Sem ti, o gaúcho se acovardou,
o punhal cravou no próprio peito,
e o sangue jorrado não foi rubro.
O vento dos pampas não sopra mais assombros
nem fala de madressilvas,
a milonga e o tango só dizem o que cantam
e as eras dos pátios
(cujas cisternas já não invertem o céu)
não mais consagram o crepúsculo.
Nenhum côncavo acolhe a fantasia
e o real se escorrega no abismo convexo,
e o abismo não é mais espanto.
O infinito se amiudou e o eterno já é morte,
as mentes não mais se perdem em labirintos
de aparatoso e inútil tédio. O cotidiano ficou quase banal
(em outros termos, mais dolorosamente absurdo).

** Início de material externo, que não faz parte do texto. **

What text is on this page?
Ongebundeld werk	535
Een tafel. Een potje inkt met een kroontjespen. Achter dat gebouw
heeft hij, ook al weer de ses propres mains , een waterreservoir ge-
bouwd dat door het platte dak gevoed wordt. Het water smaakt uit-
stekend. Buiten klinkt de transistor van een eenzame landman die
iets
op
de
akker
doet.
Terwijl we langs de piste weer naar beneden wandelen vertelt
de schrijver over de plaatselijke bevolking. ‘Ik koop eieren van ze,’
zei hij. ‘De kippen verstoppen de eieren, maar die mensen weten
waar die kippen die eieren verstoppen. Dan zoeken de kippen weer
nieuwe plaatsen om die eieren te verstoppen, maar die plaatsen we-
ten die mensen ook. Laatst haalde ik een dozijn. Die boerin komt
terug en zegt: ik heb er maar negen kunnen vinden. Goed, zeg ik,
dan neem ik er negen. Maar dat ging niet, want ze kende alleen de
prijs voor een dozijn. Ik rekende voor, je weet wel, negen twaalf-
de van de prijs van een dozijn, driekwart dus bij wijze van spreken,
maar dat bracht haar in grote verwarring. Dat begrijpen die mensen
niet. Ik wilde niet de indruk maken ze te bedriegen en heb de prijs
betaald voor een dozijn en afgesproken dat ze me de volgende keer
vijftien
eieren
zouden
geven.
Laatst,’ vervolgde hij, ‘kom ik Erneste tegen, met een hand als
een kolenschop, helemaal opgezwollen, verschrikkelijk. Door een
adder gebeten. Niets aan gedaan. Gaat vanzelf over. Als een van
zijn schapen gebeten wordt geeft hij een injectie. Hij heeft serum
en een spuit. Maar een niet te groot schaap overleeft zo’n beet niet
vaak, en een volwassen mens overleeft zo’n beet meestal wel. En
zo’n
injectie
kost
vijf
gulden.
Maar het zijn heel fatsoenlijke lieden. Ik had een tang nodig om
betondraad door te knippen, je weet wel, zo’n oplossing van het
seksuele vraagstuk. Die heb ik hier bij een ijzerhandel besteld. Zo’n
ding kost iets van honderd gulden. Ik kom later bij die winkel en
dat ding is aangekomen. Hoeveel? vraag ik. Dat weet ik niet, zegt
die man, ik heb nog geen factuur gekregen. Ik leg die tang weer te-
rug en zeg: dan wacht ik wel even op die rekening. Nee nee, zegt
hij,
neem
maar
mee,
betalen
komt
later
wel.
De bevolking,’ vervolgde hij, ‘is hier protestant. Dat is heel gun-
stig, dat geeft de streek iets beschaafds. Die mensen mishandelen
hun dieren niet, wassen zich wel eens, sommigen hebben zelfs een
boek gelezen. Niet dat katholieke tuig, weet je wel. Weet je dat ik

O rio de Heráclito parou seu Tempo,
a flecha de Zenon congelou-se pra sempre
no mármore do espaço, como
uma impossível escultura do paradoxo.
Walt Whitman abaixou a voz, desistiu
de ser infinito e ficou apenas eterno,
como os deuses.
A Argentina tornou-se argentina,
um adjetivo sem objeto, e as ruas de Buenos Aires
hoje só semeiam distâncias
impiedosas na planura infindável.
Sem ti, cada homem é de novo
uma encenação que percorre
um caminho improvável e solitário,
e, talvez, nem descubra que
seus passos são uma alucinação da alma.
A insônia já não é lúcida, é apenas atroz.
A noite fechou os olhos dos espelhos.